Elevage de veaux laitiers en Pologne. / CIWF

Des rangées de boxs individuels, tels des igloos de plastique blanc, certains avec une courette, d’autres sans. A l’intérieur, de jeunes veaux âgés de quelques semaines. Ces images sont peu connues du grand public. Diffusées depuis le 22 juillet, elles émanent de l’association Compassion in World Farming (CIWF), qui milite pour améliorer les conditions d’élevage.

L’ONG internationale a enquêté dans plusieurs fermes européennes pour illustrer la situation des jeunes animaux issus de l’industrie laitière, qui sont soumis à une exception réglementaire européenne permettant de les élever dans des cages jusqu’à l’âge de 8 semaines.

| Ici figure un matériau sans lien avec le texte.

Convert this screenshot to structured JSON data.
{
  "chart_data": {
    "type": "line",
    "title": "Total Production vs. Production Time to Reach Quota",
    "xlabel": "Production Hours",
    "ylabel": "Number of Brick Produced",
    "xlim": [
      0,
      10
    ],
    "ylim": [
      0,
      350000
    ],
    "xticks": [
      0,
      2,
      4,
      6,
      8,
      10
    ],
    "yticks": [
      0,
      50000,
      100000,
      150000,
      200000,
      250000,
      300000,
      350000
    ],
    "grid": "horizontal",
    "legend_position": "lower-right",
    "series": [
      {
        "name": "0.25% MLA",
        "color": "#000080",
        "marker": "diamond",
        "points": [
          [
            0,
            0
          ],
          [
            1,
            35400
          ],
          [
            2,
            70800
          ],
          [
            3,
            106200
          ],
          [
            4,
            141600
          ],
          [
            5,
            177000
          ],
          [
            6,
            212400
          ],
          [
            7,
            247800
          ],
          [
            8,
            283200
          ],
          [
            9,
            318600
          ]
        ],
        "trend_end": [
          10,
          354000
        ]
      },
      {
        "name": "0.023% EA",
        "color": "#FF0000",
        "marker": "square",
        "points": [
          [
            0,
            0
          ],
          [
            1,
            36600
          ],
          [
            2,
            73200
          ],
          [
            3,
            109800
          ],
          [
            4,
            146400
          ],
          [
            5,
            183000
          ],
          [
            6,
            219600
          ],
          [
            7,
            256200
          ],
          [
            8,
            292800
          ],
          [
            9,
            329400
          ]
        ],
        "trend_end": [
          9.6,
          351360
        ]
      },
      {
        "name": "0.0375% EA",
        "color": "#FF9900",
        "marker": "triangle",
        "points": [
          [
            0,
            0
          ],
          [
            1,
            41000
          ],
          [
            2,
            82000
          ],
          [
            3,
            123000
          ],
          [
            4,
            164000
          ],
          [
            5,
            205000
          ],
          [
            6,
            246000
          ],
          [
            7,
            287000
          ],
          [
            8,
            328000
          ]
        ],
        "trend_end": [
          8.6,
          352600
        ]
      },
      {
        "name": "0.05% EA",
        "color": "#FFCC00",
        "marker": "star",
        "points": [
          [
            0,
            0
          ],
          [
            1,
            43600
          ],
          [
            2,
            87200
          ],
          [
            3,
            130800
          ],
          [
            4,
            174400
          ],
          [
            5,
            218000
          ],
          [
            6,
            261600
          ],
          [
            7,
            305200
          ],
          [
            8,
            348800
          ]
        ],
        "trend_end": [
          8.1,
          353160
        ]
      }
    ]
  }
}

Les équipes de CIWF se sont notamment rendues au printemps dans plusieurs exploitations polonaises. On y voit des petits bovins dans des logettes individuelles, certains sont sur caillebotis, d’autres sur litière, parfois isolés dans la neige, avec des protections contre le froid inadéquates.

La solitude des veaux en Europe
Durée : 02:19

Séparation maternelle

« Ces jeunes veaux ont déjà été enlevés à leur mère à la naissance, en général à l’âge d’un jour, après les premières tétées de colostrum, commente Léopoldine Charbonneaux, directrice France de CIWF. Déjà stressés par la séparation maternelle, ils ont besoin de contacts avec des congénères. » CIWF a pu constater dans certaines fermes des infractions – notamment des veaux âgés de 3 à 4 mois, bien plus que ce qu’autorise la législation, et des animaux qui n’avaient pas la possibilité de se voir ou de se toucher, alors que le règlement européen stipule précisément que même logés dans des cages, les veaux doivent avoir un contact physique et visuel entre eux.

Dans un élevage de veaux en Pologne. / CIWF

Mais au-delà des infractions, c’est surtout la directive européenne 2008/119, qui autorise les cages pour les jeunes veaux, qu’entend dénoncer l’association. « C’est une pratique que peu de gens connaissent, mais qui reste très répandue. Selon nos estimations, 60 % des veaux laitiers en Europe, soit plus de 12 millions de veaux par an, grandissent dans ces conditions », avance Léopoldine Charbonneaux. En France, il est difficile d’évaluer la proportion d’animaux concernés, en l’absence de données officielles sur le type de logements de ces bêtes.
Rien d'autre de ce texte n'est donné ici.